El acto estaba planeado para la Sala Miguel Covarrubias, la que resultó insuficiente, al igual que tres más de las salas cinematográficas o la sala Carlos Chávez, que fueron habilitadas y no alcanzaron ya que cientos de personas se quedaron en la explanada atestiguando la evocación al escriba a través de parlantes.

La escritora mexicana Elena Poniatowska sostuvo  que el escritor era uruguayo, pero también mexicano, salvadoreño, chileno, argentino paraguayo… “era la sangre de nuestras venas abiertas”.

“Eduardo Galeano nos cuenta nuestra historia desde la creación: se despojó de todos los atributos de la gloria, de todas las prebendas y los reconocimientos. Después de leerlo conocemos mejor nuestro continente, y lo conocen mejor los demás pueblos de la tierra. Nunca nadie le había hecho a la historia un servicio tan grande: ponerla al alcance de todos, sabios e iletrados”.

Continuó diciendo Elenita como se le conoce en México, ganadora del Premio Cervantes de Literatura en el 2013: “Aquí en México, cuando entraba en Bellas Artes, el público se le echaba encima, por qué: seguramente los mexicanos sentían que el encarnaba la palabra, que el más que nadie, se responsabilizaba de lo que decía, él no quería que muriera la palabra, antes que cualquier otro era un dador de palabra. Él cumplía su palabra, para él la palabra era su honor”.

Poniatowska reflexionó que las palabras de Galeano siempre fueron vivas, una declaración de amor a América latina: “nunca nos maltrató y con su muerte nos enseñó a morir dignamente”. Según Elena, Galeano aprendió de Rulfo la edición a fondo, la escritura con el hacha, y fue capaz de resumir 20 cuartillas en una línea: “Ellos son dos por error que la noche corrige”. Es algo más que una línea: “No consigo dormir. Tengo una mujer atravesada entre los párpados. Si pudiera le diría que se vaya; pero tengo una mujer atravesada en la garganta”.

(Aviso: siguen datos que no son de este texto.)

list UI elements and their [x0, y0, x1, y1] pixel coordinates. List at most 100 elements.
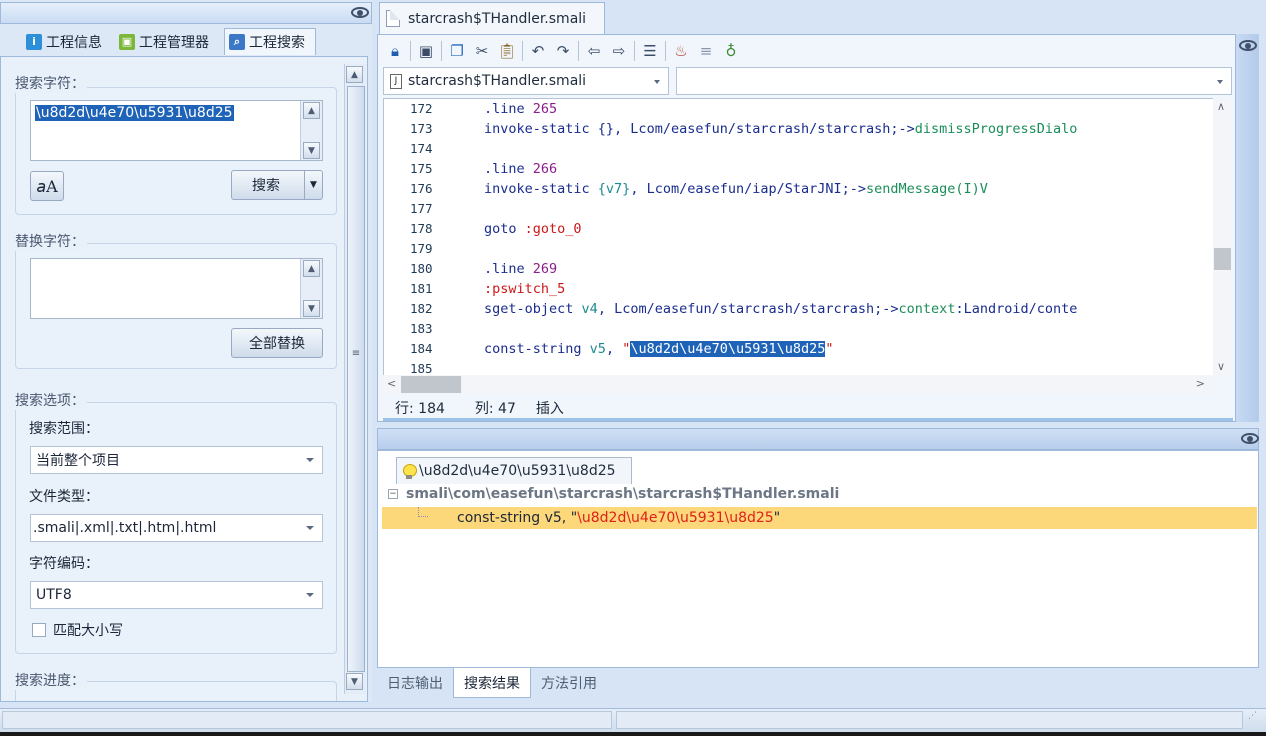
- member-select[interactable]: [676, 67, 1232, 95]
- code-text: .line 266: [442, 159, 557, 179]
- line-number: 178: [410, 221, 433, 236]
- line-number: 181: [410, 281, 433, 296]
- search-input[interactable]: \u8d2d\u4e70\u5931\u8d25 ▲ ▼: [30, 100, 323, 161]
- toolbar-separator: [665, 41, 666, 61]
- scroll-up-arrow-icon[interactable]: ▲: [303, 102, 320, 119]
- line-number: 175: [410, 161, 433, 176]
- scroll-down-arrow-icon[interactable]: ▼: [346, 673, 363, 690]
- code-line[interactable]: 176 invoke-static {v7}, Lcom/easefun/iap/…: [384, 179, 1214, 199]
- scroll-up-arrow-icon[interactable]: ▲: [303, 260, 320, 277]
- code-line[interactable]: 181 :pswitch_5: [384, 279, 1214, 299]
- search-button[interactable]: 搜索 ▼: [231, 170, 323, 200]
- left-pane-scroll-thumb[interactable]: [347, 86, 365, 672]
- code-editor[interactable]: 172 .line 265 173 invoke-static {}, Lcom/ea…: [383, 98, 1232, 376]
- file-type-label: 文件类型：: [29, 489, 99, 505]
- cut-icon[interactable]: ✂: [472, 41, 492, 61]
- forward-icon[interactable]: ⇨: [609, 41, 629, 61]
- scroll-down-arrow-icon[interactable]: ▼: [303, 300, 320, 317]
- resize-grip-icon[interactable]: ⋰: [1248, 712, 1257, 721]
- search-dropdown-arrow-icon[interactable]: ▼: [304, 171, 322, 199]
- result-file-node[interactable]: − smali\com\easefun\starcrash\starcrash$…: [388, 486, 839, 502]
- code-line[interactable]: 173 invoke-static {}, Lcom/easefun/starcr…: [384, 119, 1214, 139]
- code-text: :pswitch_5: [442, 279, 565, 299]
- code-line[interactable]: 177: [384, 199, 1214, 219]
- code-line[interactable]: 178 goto :goto_0: [384, 219, 1214, 239]
- code-horizontal-scrollbar[interactable]: < >: [383, 375, 1213, 394]
- code-line[interactable]: 180 .line 269: [384, 259, 1214, 279]
- search-scope-value: 当前整个项目: [36, 453, 120, 469]
- code-vertical-scrollbar[interactable]: ∧ ∨: [1213, 98, 1232, 376]
- tab-search-results[interactable]: 搜索结果: [453, 668, 531, 698]
- collapse-icon[interactable]: −: [388, 489, 398, 499]
- chevron-down-icon: [654, 80, 660, 84]
- file-select[interactable]: J starcrash$THandler.smali: [383, 67, 669, 95]
- code-line[interactable]: 185: [384, 359, 1214, 376]
- file-type-select[interactable]: .smali|.xml|.txt|.htm|.html: [30, 514, 323, 542]
- encoding-select[interactable]: UTF8: [30, 581, 323, 609]
- line-number: 184: [410, 341, 433, 356]
- scroll-up-arrow-icon[interactable]: ▲: [346, 66, 363, 83]
- match-case-checkbox[interactable]: [32, 623, 46, 637]
- search-options-title: 搜索选项：: [13, 390, 87, 410]
- tab-project-search[interactable]: ⌕ 工程搜索: [224, 28, 316, 55]
- code-vertical-scroll-thumb[interactable]: [1214, 248, 1231, 270]
- tab-log-output[interactable]: 日志输出: [377, 668, 453, 698]
- scroll-down-arrow-icon[interactable]: ▼: [303, 142, 320, 159]
- search-scope-select[interactable]: 当前整个项目: [30, 446, 323, 474]
- replace-text-title: 替换字符：: [13, 231, 87, 251]
- chevron-down-icon[interactable]: ∨: [1217, 360, 1225, 373]
- undo-icon[interactable]: ↶: [528, 41, 548, 61]
- chevron-up-icon[interactable]: ∧: [1217, 100, 1225, 113]
- code-line[interactable]: 182 sget-object v4, Lcom/easefun/starcras…: [384, 299, 1214, 319]
- font-size-button[interactable]: 𝘢A: [30, 171, 64, 201]
- code-horizontal-scroll-thumb[interactable]: [401, 376, 461, 393]
- replace-all-button[interactable]: 全部替换: [231, 328, 323, 358]
- redo-icon[interactable]: ↷: [553, 41, 573, 61]
- java-icon[interactable]: ♨: [671, 41, 691, 61]
- code-token: sget-object: [484, 301, 582, 317]
- code-line[interactable]: 184 const-string v5, "\u8d2d\u4e70\u5931\…: [384, 339, 1214, 359]
- code-token: {}, Lcom/easefun/starcrash/starcrash;->: [597, 121, 915, 137]
- eye-icon[interactable]: [1241, 433, 1259, 444]
- replace-input[interactable]: ▲ ▼: [30, 258, 323, 319]
- bug-icon[interactable]: ♁: [721, 41, 741, 61]
- line-number: 172: [410, 101, 433, 116]
- tab-project-info[interactable]: i 工程信息: [22, 28, 106, 55]
- eye-icon[interactable]: [1239, 40, 1257, 51]
- search-input-scrollbar[interactable]: ▲ ▼: [300, 101, 322, 160]
- code-token: .line: [484, 261, 533, 277]
- chevron-right-icon[interactable]: >: [1196, 377, 1205, 390]
- save-icon[interactable]: ▣: [416, 41, 436, 61]
- code-line[interactable]: 175 .line 266: [384, 159, 1214, 179]
- code-line[interactable]: 179: [384, 239, 1214, 259]
- file-type-value: .smali|.xml|.txt|.htm|.html: [33, 520, 217, 536]
- paste-icon[interactable]: 📋︎: [497, 41, 517, 61]
- code-token: .line: [484, 161, 533, 177]
- eye-icon[interactable]: [351, 7, 369, 18]
- tab-project-manager[interactable]: ▣ 工程管理器: [115, 28, 213, 55]
- list-icon[interactable]: ≡: [696, 41, 716, 61]
- chevron-left-icon[interactable]: <: [387, 377, 396, 390]
- lock-icon[interactable]: 🔒︎: [385, 41, 405, 61]
- replace-input-scrollbar[interactable]: ▲ ▼: [300, 259, 322, 318]
- line-number: 185: [410, 361, 433, 376]
- back-icon[interactable]: ⇦: [584, 41, 604, 61]
- editor-toolbar: 🔒︎ ▣ ❐ ✂ 📋︎ ↶ ↷ ⇦ ⇨ ☰ ♨ ≡ ♁: [379, 37, 1234, 65]
- format-icon[interactable]: ☰: [640, 41, 660, 61]
- tab-method-references[interactable]: 方法引用: [531, 668, 607, 698]
- chevron-down-icon: [306, 458, 314, 462]
- search-input-value: \u8d2d\u4e70\u5931\u8d25: [35, 105, 234, 121]
- code-line[interactable]: 183: [384, 319, 1214, 339]
- result-hit-row[interactable]: const-string v5, " \u8d2d\u4e70\u5931\u8…: [382, 507, 1257, 529]
- code-text: sget-object v4, Lcom/easefun/starcrash/s…: [442, 299, 1077, 319]
- code-line[interactable]: 174: [384, 139, 1214, 159]
- left-panel-header: [0, 2, 372, 24]
- code-token: :Landroid/conte: [955, 301, 1078, 317]
- code-line[interactable]: 172 .line 265: [384, 99, 1214, 119]
- search-pane: 搜索字符： \u8d2d\u4e70\u5931\u8d25 ▲ ▼ 𝘢A 搜索…: [0, 56, 368, 702]
- editor-tab[interactable]: starcrash$THandler.smali: [379, 2, 605, 34]
- copy-icon[interactable]: ❐: [447, 41, 467, 61]
- tab-method-references-label: 方法引用: [541, 676, 597, 692]
- match-case-label: 匹配大小写: [53, 623, 123, 639]
- results-query-tab[interactable]: \u8d2d\u4e70\u5931\u8d25: [396, 457, 632, 484]
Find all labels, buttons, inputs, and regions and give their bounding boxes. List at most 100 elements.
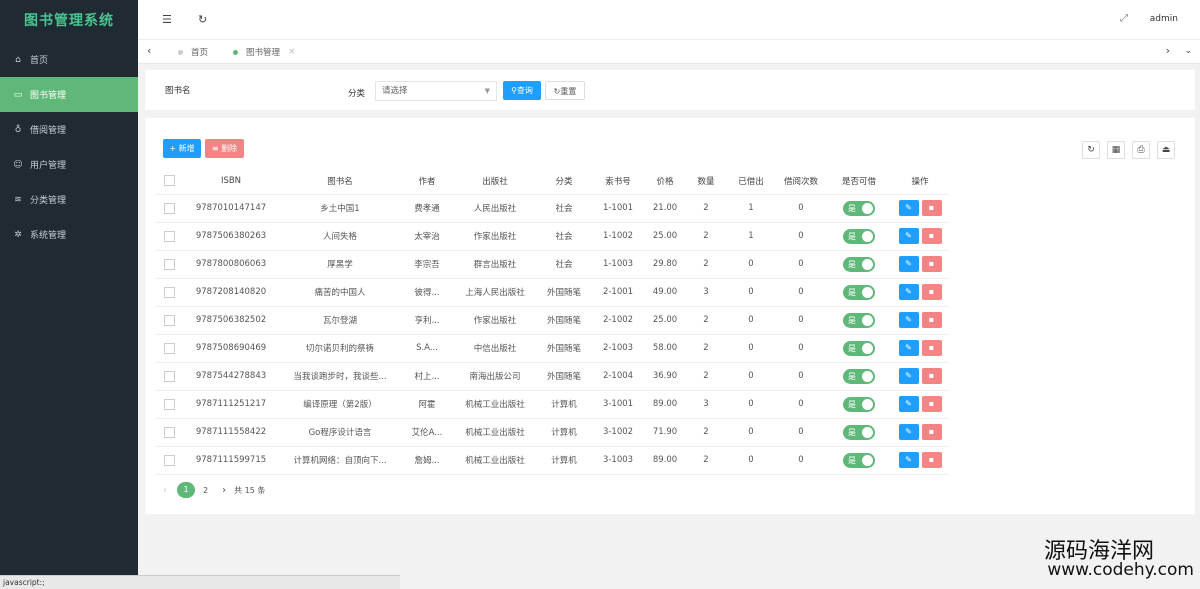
sidebar-item-0[interactable]: ⌂ 首页 [0, 42, 138, 77]
delete-row-button[interactable]: ▪ [921, 200, 942, 216]
refresh-icon[interactable]: ↻ [198, 13, 207, 26]
edit-button[interactable]: ✎ [898, 424, 919, 440]
sidebar-item-5[interactable]: ✲ 系统管理 [0, 217, 138, 252]
query-button[interactable]: ⚲查询 [503, 81, 541, 100]
print-button[interactable]: ⎙ [1132, 141, 1150, 159]
edit-button[interactable]: ✎ [898, 284, 919, 300]
prev-page-icon[interactable]: ‹ [163, 485, 167, 496]
delete-row-button[interactable]: ▪ [921, 368, 942, 384]
delete-button[interactable]: ≡ 删除 [205, 139, 244, 158]
sidebar-item-2[interactable]: ♁ 借阅管理 [0, 112, 138, 147]
page-number[interactable]: 2 [203, 486, 208, 495]
edit-button[interactable]: ✎ [898, 396, 919, 412]
toggle-label: 是 [848, 259, 856, 269]
select-all-checkbox[interactable] [163, 175, 175, 187]
tab-home[interactable]: 首页 [178, 46, 208, 58]
sidebar-item-label: 首页 [30, 56, 49, 66]
borrowable-toggle[interactable]: 是 [843, 228, 875, 244]
table-cell: 9787111251217 [183, 390, 279, 419]
tab-label: 图书管理 [246, 48, 281, 58]
borrowable-toggle[interactable]: 是 [843, 256, 875, 272]
borrowable-toggle[interactable]: 是 [843, 200, 875, 216]
row-checkbox[interactable] [163, 314, 175, 326]
tab-scroll-left-icon[interactable]: ‹ [147, 44, 151, 57]
table-cell: 人间失格 [279, 222, 401, 251]
table-cell: 9787111599715 [183, 446, 279, 475]
table-cell: 社会 [537, 194, 591, 223]
pencil-icon: ✎ [905, 371, 912, 380]
trash-icon: ▪ [928, 343, 935, 352]
delete-row-button[interactable]: ▪ [921, 340, 942, 356]
edit-button[interactable]: ✎ [898, 340, 919, 356]
table-row: 9787208140820 痛苦的中国人 彼得... 上海人民出版社 外国随笔 2-100… [155, 278, 949, 307]
delete-row-button[interactable]: ▪ [921, 312, 942, 328]
sidebar-item-3[interactable]: ☺ 用户管理 [0, 147, 138, 182]
next-page-icon[interactable]: › [222, 485, 226, 496]
tab-menu-chevron-down-icon[interactable]: ⌄ [1184, 46, 1192, 56]
row-checkbox[interactable] [163, 370, 175, 382]
borrowable-toggle[interactable]: 是 [843, 312, 875, 328]
borrowable-toggle[interactable]: 是 [843, 396, 875, 412]
export-button[interactable]: ⏏ [1157, 141, 1175, 159]
reset-button[interactable]: ↻重置 [545, 81, 585, 100]
delete-row-button[interactable]: ▪ [921, 424, 942, 440]
table-cell: 外国随笔 [537, 362, 591, 391]
table-refresh-button[interactable]: ↻ [1082, 141, 1100, 159]
delete-row-button[interactable]: ▪ [921, 256, 942, 272]
borrowable-cell: 是 [827, 194, 891, 223]
table-cell: 2-1004 [591, 362, 645, 391]
row-checkbox[interactable] [163, 202, 175, 214]
tab-scroll-right-icon[interactable]: › [1166, 44, 1170, 57]
delete-row-button[interactable]: ▪ [921, 284, 942, 300]
tab-close-icon[interactable]: × [288, 47, 296, 57]
pencil-icon: ✎ [905, 315, 912, 324]
borrowable-toggle[interactable]: 是 [843, 340, 875, 356]
delete-row-button[interactable]: ▪ [921, 396, 942, 412]
menu-toggle-icon[interactable]: ☰ [162, 13, 172, 26]
row-checkbox[interactable] [163, 342, 175, 354]
table-cell: 阿霍 [401, 390, 453, 419]
row-checkbox[interactable] [163, 426, 175, 438]
edit-button[interactable]: ✎ [898, 452, 919, 468]
table-cell: 9787111558422 [183, 418, 279, 447]
user-name[interactable]: admin [1150, 14, 1178, 24]
toggle-knob [862, 286, 873, 298]
table-cell: 村上... [401, 362, 453, 391]
row-checkbox[interactable] [163, 286, 175, 298]
sidebar-item-1[interactable]: ▭ 图书管理 [0, 77, 138, 112]
column-filter-button[interactable]: ▦ [1107, 141, 1125, 159]
fullscreen-icon[interactable]: ⤢ [1120, 13, 1128, 24]
row-checkbox[interactable] [163, 230, 175, 242]
sidebar-item-4[interactable]: ≋ 分类管理 [0, 182, 138, 217]
export-icon: ⏏ [1161, 145, 1171, 155]
borrowable-toggle[interactable]: 是 [843, 424, 875, 440]
sidebar-menu: ⌂ 首页 ▭ 图书管理 ♁ 借阅管理 ☺ 用户管理 ≋ 分类管理 ✲ 系统管理 [0, 42, 138, 252]
category-select[interactable]: 请选择 ▼ [375, 81, 497, 101]
table-cell: 3 [685, 390, 727, 419]
edit-button[interactable]: ✎ [898, 228, 919, 244]
edit-button[interactable]: ✎ [898, 256, 919, 272]
page-current[interactable]: 1 [177, 482, 195, 498]
delete-row-button[interactable]: ▪ [921, 228, 942, 244]
table-body: 9787010147147 乡土中国1 费孝通 人民出版社 社会 1-1001 21.00 2… [155, 194, 949, 475]
row-checkbox[interactable] [163, 454, 175, 466]
delete-row-button[interactable]: ▪ [921, 452, 942, 468]
borrowable-toggle[interactable]: 是 [843, 284, 875, 300]
edit-button[interactable]: ✎ [898, 200, 919, 216]
row-checkbox[interactable] [163, 258, 175, 270]
pencil-icon: ✎ [905, 427, 912, 436]
tab-book-management[interactable]: 图书管理 × [233, 46, 296, 58]
actions-cell: ✎ ▪ [891, 278, 949, 307]
book-name-input[interactable] [165, 82, 315, 100]
borrowable-toggle[interactable]: 是 [843, 452, 875, 468]
table-cell: 71.90 [645, 418, 685, 447]
add-button-label: 新增 [178, 144, 195, 153]
table-cell: 作家出版社 [453, 222, 537, 251]
edit-button[interactable]: ✎ [898, 312, 919, 328]
borrowable-toggle[interactable]: 是 [843, 368, 875, 384]
row-checkbox[interactable] [163, 398, 175, 410]
table-cell: 0 [727, 250, 775, 279]
borrowable-cell: 是 [827, 446, 891, 475]
edit-button[interactable]: ✎ [898, 368, 919, 384]
add-button[interactable]: + 新增 [163, 139, 201, 158]
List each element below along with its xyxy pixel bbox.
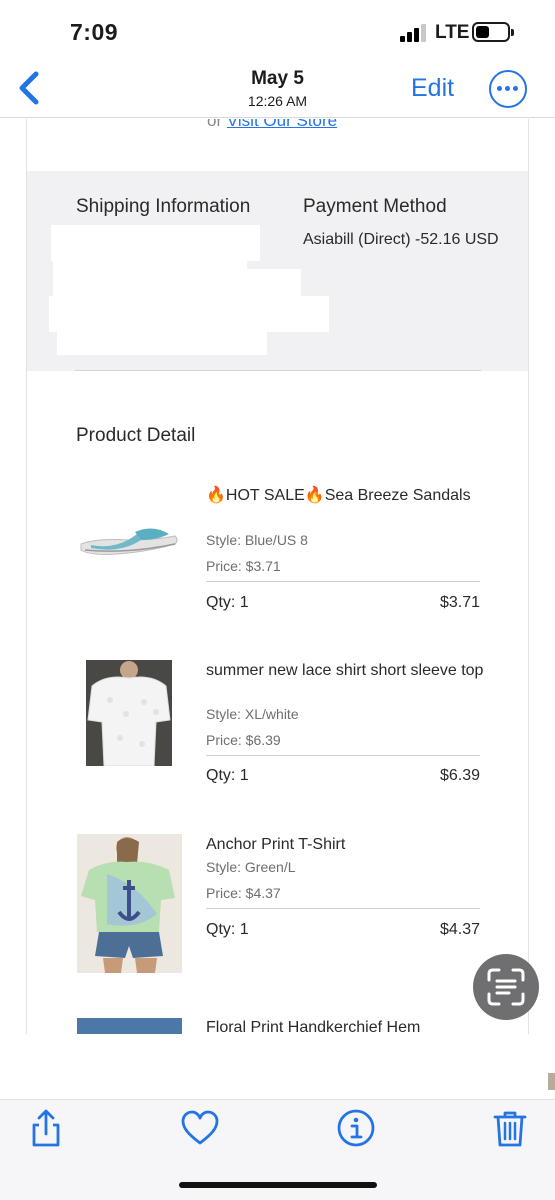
share-icon xyxy=(32,1109,60,1147)
info-icon xyxy=(337,1109,375,1147)
product-style: Style: XL/white xyxy=(206,706,299,722)
product-style: Style: Green/L xyxy=(206,859,296,875)
status-bar: 7:09 LTE xyxy=(0,0,555,62)
product-image[interactable] xyxy=(77,834,182,973)
product-divider xyxy=(206,581,480,582)
product-divider xyxy=(206,908,480,909)
product-price: Price: $3.71 xyxy=(206,558,281,574)
info-button[interactable] xyxy=(336,1108,376,1148)
home-indicator xyxy=(179,1182,377,1188)
redacted-block xyxy=(49,296,329,332)
email-body: or Visit Our Store Shipping Information … xyxy=(26,119,529,1034)
redacted-block xyxy=(57,329,267,355)
redacted-block xyxy=(51,225,260,261)
divider xyxy=(75,370,481,371)
product-qty: Qty: 1 xyxy=(206,921,249,938)
message-time: 12:26 AM xyxy=(247,93,308,109)
product-qty: Qty: 1 xyxy=(206,767,249,784)
product-name[interactable]: Floral Print Handkerchief Hem xyxy=(206,1018,486,1034)
product-image[interactable] xyxy=(77,510,181,560)
product-item: Anchor Print T-Shirt Style: Green/L Pric… xyxy=(27,834,528,974)
product-item: 🔥HOT SALE🔥Sea Breeze Sandals Style: Blue… xyxy=(27,485,528,615)
product-style: Style: Blue/US 8 xyxy=(206,532,308,548)
product-qty: Qty: 1 xyxy=(206,594,249,611)
text-scan-icon xyxy=(487,968,525,1006)
redacted-block xyxy=(53,269,301,297)
product-name[interactable]: Anchor Print T-Shirt xyxy=(206,835,486,855)
product-total: $4.37 xyxy=(439,921,480,938)
payment-title: Payment Method xyxy=(303,196,447,217)
product-item: Floral Print Handkerchief Hem xyxy=(27,1017,528,1034)
product-image[interactable] xyxy=(77,1018,182,1034)
live-text-button[interactable] xyxy=(473,954,539,1020)
next-item-peek xyxy=(548,1073,555,1090)
product-total: $6.39 xyxy=(439,767,480,784)
product-price: Price: $4.37 xyxy=(206,885,281,901)
visit-prefix: or xyxy=(207,119,223,130)
shipping-title: Shipping Information xyxy=(76,196,251,217)
battery-icon xyxy=(472,22,514,42)
visit-store-link[interactable]: Visit Our Store xyxy=(227,119,337,130)
product-item: summer new lace shirt short sleeve top S… xyxy=(27,660,528,790)
heart-icon xyxy=(181,1110,219,1145)
product-name[interactable]: 🔥HOT SALE🔥Sea Breeze Sandals xyxy=(206,486,486,506)
product-image[interactable] xyxy=(86,660,172,766)
product-divider xyxy=(206,755,480,756)
product-price: Price: $6.39 xyxy=(206,732,281,748)
message-date: May 5 xyxy=(251,68,304,89)
product-total: $3.71 xyxy=(439,594,480,611)
more-button[interactable] xyxy=(489,70,527,108)
status-time: 7:09 xyxy=(70,19,119,45)
cell-signal-icon xyxy=(400,24,428,42)
edit-button[interactable]: Edit xyxy=(411,74,454,103)
share-button[interactable] xyxy=(26,1108,66,1148)
trash-icon xyxy=(493,1111,527,1147)
nav-title: May 5 12:26 AM xyxy=(0,68,555,109)
product-detail-title: Product Detail xyxy=(76,425,196,446)
visit-store-line: or Visit Our Store xyxy=(207,119,337,131)
nav-bar: May 5 12:26 AM Edit xyxy=(0,62,555,118)
payment-value: Asiabill (Direct) -52.16 USD xyxy=(303,231,499,248)
favorite-button[interactable] xyxy=(180,1108,220,1148)
delete-button[interactable] xyxy=(490,1108,530,1148)
network-type: LTE xyxy=(435,22,470,43)
product-name[interactable]: summer new lace shirt short sleeve top xyxy=(206,661,486,681)
info-band: Shipping Information Payment Method Asia… xyxy=(27,171,528,371)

Elena recordó momentos con Galeano, pláticas y entrevistas como aquella en que el uruguayo le dijo: “Yo creo en los libros que cambian a la gente. La prueba de que la palabra humana funciona está en quien la recibe, no en quien la da. Un texto es a mi juicio bueno cuando cambia a quien lo lee, cuando lo transfigura. Yo leo eso y dejo de ser lo que era porque me he convertido en otra cosa a partir de la persona que yo era. He multiplicado mi energía que no sabía que tenía, se han encendido en mi fueguitos de la memoria, capacidades de indignación, de asombro, fuentes de belleza que me crecen adentro y que son estimuladas por esas palabras que recibí. Esa es la palabra vida, la que vale la pena, la otra la que te deja como estabas puede sonar muy bien, pero no me sirve”.

Mientras que sobre la obra póstuma Mujeres, la Doctora en Antropología Marta Lamas, evocó a Galeano como uno de los autores más leídos en lengua española, y querido como pocos. Mencionó que el uruguayo encarna el mejor encuentro entre el periodismo, el dato preciso, la mirada a los procesos sociales y la creación literaria.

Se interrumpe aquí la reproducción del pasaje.